Scarred landscape
Day 27: write a “duplex” - a variation on the sonnet, developed by the poet Jericho Brown. Like a typical sonnet, a duplex has fourteen lines. It’s organized into seven, two-line stanzas. The second line of the first stanza is echoed by (but not identical to) the first line of the second stanza, the second line of the second stanza is echoed by (but not identical to) the first line of the third stanza, and so on. The last line of the poem is the same as the first.
Wow! I like a challenge, and the idea of a new poetic form. Altered repetition makes the brain work hard, looking backwards and forwards at the same time, much the same as this poem does.
A scar now sits above the village
Where once grew woodland, densely green.
On either side, dense woodland still stands tall
Framing the bare brown slash of exposed woodland floor.
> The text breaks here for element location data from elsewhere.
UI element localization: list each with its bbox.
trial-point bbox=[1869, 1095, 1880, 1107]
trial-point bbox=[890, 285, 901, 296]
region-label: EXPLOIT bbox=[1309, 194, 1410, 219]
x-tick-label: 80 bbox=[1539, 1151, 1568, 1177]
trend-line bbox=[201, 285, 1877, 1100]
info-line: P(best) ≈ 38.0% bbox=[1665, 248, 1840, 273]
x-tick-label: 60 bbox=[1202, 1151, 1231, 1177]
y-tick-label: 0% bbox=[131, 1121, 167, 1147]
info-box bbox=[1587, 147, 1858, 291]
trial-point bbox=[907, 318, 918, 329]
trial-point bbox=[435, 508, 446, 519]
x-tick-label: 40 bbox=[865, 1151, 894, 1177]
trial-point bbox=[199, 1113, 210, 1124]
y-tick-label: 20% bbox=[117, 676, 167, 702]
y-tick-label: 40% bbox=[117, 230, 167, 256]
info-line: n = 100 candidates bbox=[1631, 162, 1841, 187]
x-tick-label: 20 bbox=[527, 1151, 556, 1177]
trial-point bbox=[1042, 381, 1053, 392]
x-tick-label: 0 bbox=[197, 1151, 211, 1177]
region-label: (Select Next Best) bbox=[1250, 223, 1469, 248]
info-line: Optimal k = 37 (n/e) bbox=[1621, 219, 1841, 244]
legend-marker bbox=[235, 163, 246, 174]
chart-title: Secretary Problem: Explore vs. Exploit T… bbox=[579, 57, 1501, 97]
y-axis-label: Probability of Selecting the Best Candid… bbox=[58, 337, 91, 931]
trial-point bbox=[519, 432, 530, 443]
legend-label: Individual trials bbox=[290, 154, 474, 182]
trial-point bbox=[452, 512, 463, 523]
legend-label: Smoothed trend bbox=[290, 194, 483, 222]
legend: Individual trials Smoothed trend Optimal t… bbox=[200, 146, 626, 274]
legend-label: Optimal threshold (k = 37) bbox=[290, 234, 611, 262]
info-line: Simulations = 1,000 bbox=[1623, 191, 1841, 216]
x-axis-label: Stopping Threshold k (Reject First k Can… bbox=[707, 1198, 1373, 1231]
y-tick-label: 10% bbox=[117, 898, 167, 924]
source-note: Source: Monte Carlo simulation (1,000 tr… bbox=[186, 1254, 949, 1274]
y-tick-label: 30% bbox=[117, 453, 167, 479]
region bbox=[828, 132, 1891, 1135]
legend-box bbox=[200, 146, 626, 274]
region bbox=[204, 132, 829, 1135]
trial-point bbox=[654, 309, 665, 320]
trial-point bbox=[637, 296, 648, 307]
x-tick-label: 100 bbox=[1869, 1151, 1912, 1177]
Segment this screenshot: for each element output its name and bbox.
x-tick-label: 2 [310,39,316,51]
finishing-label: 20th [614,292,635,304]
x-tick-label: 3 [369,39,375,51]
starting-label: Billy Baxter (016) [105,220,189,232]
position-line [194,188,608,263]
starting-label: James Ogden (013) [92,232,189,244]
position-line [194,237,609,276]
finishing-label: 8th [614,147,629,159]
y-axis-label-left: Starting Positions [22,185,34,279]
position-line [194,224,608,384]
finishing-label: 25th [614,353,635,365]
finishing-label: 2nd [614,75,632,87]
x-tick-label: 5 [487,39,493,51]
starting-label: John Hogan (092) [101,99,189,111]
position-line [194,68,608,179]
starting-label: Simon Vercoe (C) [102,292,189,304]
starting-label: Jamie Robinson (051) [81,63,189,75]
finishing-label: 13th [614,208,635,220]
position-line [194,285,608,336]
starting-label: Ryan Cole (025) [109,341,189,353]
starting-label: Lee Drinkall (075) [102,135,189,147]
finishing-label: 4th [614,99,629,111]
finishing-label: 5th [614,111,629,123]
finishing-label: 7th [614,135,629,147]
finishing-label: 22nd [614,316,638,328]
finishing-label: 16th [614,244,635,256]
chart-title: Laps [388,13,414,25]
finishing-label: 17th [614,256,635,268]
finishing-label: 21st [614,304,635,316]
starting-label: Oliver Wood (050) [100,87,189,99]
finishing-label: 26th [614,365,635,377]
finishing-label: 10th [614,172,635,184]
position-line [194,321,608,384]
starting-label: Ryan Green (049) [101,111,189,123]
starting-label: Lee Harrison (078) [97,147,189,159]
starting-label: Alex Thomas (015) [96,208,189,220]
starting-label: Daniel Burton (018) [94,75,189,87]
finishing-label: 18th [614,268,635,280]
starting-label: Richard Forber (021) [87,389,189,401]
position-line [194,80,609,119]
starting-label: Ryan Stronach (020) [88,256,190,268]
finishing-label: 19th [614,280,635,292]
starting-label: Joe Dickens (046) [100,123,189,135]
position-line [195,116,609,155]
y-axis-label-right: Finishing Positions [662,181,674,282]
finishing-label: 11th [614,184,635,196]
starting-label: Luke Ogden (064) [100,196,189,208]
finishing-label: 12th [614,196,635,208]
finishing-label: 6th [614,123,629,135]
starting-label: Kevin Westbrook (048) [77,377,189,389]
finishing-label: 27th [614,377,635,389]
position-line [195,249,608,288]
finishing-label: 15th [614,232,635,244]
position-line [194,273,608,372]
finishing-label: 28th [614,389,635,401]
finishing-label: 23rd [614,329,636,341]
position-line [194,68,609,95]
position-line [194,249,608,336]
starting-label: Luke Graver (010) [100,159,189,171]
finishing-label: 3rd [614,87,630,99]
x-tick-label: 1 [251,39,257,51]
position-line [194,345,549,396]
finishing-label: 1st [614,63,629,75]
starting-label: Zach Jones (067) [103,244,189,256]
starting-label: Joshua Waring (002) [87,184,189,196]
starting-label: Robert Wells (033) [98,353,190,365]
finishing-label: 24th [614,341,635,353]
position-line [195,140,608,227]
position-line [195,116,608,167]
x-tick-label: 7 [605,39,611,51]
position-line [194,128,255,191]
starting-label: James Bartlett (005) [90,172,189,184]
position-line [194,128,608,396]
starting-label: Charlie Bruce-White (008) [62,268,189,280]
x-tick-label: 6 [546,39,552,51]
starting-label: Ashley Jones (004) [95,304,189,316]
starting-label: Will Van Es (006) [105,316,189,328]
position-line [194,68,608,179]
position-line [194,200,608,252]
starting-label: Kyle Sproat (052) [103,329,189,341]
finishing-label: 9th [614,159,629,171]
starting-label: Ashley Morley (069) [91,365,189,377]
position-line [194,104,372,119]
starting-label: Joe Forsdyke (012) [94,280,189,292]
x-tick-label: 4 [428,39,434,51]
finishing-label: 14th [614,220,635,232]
The exposed ground looks bare only from a distance
Look close, underground lie flowers, awoken by sudden light.
That new light has woken the azure haze of bluebells,
Bright yellow celandine, white garlic, varied shades of green.
The ground holds the promise of a rainbow of colours,
A hidden palette kept dormant under the trees' tall canopy.
The once tall canopy is mourned by the villagers
Who can see only an ugly lack, the work of vandals.
In time, the ugly vandalism will slowly regenerate. Meanwhile
The scar sits high above the village.